Des investissements ciblés qui exploitent la puissance du capital occidental (plutôt que l’aide) et renforcent l’interconnectivité commerciale entre l’Afrique du Nord et l’Europe sont également essentiels pour contrer les efforts russes et chinois visant à tirer profit de la déstabilisation des nations africaines et à en faire des États clients.

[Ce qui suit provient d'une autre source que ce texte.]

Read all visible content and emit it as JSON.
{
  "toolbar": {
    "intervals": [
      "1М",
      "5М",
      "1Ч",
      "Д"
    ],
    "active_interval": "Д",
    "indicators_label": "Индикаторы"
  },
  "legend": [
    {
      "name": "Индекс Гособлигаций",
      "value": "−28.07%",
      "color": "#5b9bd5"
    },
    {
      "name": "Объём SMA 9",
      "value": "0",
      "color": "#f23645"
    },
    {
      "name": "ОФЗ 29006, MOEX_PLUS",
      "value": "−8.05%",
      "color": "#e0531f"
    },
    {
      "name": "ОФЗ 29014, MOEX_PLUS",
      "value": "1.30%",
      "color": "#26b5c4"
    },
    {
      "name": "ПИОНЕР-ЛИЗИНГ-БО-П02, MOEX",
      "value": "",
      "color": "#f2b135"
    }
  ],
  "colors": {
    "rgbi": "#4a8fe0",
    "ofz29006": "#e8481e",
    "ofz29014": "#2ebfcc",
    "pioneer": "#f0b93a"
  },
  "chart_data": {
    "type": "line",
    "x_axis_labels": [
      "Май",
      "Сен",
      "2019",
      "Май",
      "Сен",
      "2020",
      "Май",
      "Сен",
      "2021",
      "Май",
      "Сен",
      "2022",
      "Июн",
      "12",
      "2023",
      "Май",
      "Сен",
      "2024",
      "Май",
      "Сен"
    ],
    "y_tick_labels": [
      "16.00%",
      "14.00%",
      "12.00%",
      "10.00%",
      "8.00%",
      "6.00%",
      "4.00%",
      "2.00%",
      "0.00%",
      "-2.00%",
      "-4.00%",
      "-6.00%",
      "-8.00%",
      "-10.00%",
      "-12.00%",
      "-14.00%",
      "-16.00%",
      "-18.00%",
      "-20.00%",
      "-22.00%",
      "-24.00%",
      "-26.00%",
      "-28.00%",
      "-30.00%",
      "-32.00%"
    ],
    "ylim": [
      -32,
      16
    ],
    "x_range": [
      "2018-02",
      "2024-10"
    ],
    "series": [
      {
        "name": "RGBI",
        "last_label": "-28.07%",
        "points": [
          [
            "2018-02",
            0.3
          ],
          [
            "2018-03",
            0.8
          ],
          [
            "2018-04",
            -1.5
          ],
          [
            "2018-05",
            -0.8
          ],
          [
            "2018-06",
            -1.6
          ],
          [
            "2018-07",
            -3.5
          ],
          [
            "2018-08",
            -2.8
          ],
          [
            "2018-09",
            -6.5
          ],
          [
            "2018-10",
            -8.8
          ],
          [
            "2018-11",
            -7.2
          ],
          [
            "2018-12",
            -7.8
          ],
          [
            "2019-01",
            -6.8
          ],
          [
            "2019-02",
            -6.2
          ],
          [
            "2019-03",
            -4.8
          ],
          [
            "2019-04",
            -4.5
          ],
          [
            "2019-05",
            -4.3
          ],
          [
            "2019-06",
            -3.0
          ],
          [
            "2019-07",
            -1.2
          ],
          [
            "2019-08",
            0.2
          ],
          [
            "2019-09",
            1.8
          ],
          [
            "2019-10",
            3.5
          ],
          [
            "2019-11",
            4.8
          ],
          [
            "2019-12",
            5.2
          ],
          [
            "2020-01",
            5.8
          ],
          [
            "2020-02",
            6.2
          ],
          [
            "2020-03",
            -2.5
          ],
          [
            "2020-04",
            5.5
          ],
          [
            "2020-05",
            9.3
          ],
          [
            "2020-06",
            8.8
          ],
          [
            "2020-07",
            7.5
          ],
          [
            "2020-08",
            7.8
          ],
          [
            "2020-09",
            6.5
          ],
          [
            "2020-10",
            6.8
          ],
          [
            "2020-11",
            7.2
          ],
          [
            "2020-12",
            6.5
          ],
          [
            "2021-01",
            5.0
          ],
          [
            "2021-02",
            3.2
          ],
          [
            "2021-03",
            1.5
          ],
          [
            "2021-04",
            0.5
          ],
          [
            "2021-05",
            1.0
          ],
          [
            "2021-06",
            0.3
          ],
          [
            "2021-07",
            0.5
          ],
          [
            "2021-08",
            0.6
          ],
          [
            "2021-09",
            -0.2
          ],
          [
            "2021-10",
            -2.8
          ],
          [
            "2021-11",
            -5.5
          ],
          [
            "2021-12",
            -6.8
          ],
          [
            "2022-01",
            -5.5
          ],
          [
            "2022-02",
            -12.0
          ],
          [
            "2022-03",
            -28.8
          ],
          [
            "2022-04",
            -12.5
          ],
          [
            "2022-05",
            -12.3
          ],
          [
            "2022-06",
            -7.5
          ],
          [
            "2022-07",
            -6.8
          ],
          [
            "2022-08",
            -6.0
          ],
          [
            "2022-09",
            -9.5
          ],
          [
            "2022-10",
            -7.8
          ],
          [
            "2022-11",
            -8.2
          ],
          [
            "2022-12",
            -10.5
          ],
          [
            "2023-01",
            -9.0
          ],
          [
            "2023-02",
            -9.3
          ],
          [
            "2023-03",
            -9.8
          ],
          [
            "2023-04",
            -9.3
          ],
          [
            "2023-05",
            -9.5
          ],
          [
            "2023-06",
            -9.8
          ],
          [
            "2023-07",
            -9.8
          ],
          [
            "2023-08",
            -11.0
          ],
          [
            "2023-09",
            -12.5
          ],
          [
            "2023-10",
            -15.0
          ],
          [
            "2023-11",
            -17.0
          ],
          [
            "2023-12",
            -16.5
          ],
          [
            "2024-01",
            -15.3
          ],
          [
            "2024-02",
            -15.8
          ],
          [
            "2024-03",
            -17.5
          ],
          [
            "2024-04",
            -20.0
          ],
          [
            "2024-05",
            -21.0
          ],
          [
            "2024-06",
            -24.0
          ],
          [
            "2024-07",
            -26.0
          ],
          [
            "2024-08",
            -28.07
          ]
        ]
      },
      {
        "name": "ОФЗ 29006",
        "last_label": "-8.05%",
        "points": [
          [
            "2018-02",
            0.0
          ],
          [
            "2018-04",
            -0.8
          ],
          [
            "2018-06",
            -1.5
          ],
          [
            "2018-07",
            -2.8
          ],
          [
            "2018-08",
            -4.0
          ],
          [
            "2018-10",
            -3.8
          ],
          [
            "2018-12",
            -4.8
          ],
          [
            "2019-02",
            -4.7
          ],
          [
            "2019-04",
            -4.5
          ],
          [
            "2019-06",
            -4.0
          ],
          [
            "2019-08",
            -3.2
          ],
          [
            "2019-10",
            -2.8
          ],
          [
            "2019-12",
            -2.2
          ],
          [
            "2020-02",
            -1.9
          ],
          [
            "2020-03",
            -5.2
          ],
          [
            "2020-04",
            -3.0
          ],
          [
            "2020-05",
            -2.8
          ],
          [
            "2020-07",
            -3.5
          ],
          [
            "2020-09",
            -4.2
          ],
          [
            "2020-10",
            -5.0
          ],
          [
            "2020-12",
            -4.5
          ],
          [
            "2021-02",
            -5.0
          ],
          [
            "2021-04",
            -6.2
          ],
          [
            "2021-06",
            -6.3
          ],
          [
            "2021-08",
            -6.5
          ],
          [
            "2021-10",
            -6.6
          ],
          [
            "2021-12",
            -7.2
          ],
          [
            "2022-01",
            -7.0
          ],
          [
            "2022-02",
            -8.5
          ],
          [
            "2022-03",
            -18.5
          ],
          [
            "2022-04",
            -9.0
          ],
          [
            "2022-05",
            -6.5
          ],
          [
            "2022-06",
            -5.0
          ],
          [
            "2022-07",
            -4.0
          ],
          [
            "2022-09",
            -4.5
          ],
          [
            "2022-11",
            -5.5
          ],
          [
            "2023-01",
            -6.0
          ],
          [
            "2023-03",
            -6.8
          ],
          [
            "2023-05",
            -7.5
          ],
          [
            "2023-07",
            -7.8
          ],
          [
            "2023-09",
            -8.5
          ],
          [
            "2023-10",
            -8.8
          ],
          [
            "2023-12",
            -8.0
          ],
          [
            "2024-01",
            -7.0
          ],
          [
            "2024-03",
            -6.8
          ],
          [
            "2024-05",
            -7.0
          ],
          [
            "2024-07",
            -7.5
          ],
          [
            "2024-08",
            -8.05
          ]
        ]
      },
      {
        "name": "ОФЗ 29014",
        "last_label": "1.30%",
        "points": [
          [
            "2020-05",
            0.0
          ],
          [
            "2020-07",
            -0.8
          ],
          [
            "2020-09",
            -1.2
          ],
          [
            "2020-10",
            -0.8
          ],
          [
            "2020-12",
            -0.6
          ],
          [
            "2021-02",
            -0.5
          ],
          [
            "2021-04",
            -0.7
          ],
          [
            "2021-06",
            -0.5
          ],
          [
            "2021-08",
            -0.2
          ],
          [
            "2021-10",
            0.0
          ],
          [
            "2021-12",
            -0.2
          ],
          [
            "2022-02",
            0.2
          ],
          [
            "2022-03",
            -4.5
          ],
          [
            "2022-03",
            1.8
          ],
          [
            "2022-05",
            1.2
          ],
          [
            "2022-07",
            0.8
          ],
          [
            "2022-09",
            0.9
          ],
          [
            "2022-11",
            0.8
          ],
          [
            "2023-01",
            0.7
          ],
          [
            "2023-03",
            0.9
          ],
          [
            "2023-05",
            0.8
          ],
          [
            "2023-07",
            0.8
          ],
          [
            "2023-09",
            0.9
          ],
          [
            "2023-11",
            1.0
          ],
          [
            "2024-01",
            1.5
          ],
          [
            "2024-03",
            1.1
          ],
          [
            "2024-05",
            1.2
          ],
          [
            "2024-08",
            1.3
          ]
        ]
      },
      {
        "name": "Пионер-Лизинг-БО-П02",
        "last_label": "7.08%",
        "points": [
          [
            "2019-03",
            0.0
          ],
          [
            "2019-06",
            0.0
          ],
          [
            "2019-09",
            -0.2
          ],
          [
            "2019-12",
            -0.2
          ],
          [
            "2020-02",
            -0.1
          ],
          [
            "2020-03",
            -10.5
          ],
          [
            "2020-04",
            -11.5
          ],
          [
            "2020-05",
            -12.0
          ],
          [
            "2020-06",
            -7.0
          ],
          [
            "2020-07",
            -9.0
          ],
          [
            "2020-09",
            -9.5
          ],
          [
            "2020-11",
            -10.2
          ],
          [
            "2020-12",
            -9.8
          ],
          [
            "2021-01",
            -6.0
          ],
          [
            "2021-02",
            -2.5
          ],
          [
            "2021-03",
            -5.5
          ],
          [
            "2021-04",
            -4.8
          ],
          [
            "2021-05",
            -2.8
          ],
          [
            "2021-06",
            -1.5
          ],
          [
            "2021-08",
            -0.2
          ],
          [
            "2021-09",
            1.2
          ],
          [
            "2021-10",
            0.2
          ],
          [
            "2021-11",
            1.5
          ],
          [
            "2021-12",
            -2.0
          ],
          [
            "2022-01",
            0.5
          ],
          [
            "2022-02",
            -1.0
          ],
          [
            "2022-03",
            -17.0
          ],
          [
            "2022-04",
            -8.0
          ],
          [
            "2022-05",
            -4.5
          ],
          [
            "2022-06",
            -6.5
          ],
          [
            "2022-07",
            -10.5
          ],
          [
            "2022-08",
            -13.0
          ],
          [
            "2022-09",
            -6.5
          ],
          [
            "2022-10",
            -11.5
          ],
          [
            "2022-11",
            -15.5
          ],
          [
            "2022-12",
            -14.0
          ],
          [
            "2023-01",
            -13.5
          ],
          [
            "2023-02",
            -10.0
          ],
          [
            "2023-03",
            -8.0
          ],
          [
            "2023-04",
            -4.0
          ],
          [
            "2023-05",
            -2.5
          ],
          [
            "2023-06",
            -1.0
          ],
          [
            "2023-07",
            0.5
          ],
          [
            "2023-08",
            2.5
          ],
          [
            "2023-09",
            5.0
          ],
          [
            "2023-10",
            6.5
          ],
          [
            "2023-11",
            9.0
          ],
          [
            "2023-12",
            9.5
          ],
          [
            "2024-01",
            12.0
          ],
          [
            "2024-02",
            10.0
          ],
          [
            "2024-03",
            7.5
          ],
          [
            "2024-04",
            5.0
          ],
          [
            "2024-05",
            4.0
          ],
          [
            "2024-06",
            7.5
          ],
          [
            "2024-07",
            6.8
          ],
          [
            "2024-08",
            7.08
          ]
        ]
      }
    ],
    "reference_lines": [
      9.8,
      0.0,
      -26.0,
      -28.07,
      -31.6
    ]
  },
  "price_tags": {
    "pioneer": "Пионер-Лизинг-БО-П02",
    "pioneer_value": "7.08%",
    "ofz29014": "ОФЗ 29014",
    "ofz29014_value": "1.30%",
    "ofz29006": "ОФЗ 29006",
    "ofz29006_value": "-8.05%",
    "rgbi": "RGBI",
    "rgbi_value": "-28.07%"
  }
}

Rome, avec sa position géographique et sa profondeur culturelle dans la région, offre une base d’opérations pour un double rôle. Ses moyens de défense et de renseignement peuvent aider à protéger les communications sous-marines vitales (gazoducs, câbles Internet, réseaux électriques) tout en garantissant le libre-échange dans la Mare Nostrum. Et il peut devenir une plaque tournante énergétique européenne, aidant le continent à rompre sa dépendance vis-à-vis du gaz russe et, ainsi, à renforcer la sécurité énergétique de l’Europe ainsi que les relations euro-atlantiques.
Le « Plan Mattei »
La récente proposition de l’Italie pour un « plan Mattei » pourrait servir de modèle pour un engagement coopératif plus poussé. Le plan prévu envisage un effort de coopération internationale visant, selon les mots d’un député italien, à « redonner à l’Afrique sa dignité », à travers le développement de son énergie et d’autres ressources. L’objectif est d’établir un partenariat mutuellement bénéfique pour le développement, à l’opposé de ce que font la Chine et la Russie. L’Italie promet solennellement que cela « ne sera pas prédateur ». Mais l’Italie ne peut agir seule.
L’Occident tout entier comprend l’importance du flanc sud pour sa propre sécurité et sa prospérité. C’est là que le rôle de l’Amérique est crucial. Washington pourrait être une force galvanisante pour amener des partenaires disparates à la table afin d’élaborer un programme qui profite à nous tous, estime The Heritage Foundation.
L’Italie assurera la présidence du G7 en 2024. Il n’y a pas de meilleur moment pour mettre la coopération en Méditerranée en tête de l’agenda. L’Italie devrait donner le ton en se retirant de la ceinture et de la route chinoises, en indiquant clairement qu’il n’y a pas de place pour l’influence déstabilisatrice de Pékin dans la région. Les États-Unis et l’Italie devraient promouvoir un G7 plus sur cet ordre du jour, afin que le prochain sommet du G7 inclue des pays comme l’Inde, la Corée du Sud et l’Australie. L’Italie et les États-Unis devraient également promouvoir conjointement l’Initiative des Trois Mers reliant l’Europe du Nord et du Sud.
L’Italie et les États-Unis ont une occasion unique de prendre la tête de ce dossier au sein de l’OTAN et de l’UE. L’établissement de partenariats avec des nations de l’autre côté de la Méditerranée, des partenariats qui fonctionnent vraiment, profiterait grandement à ces nations ainsi qu’à l’alliance et à l’union, conclut le groupe de réflexion et laboratoire d’idées basé à Washington.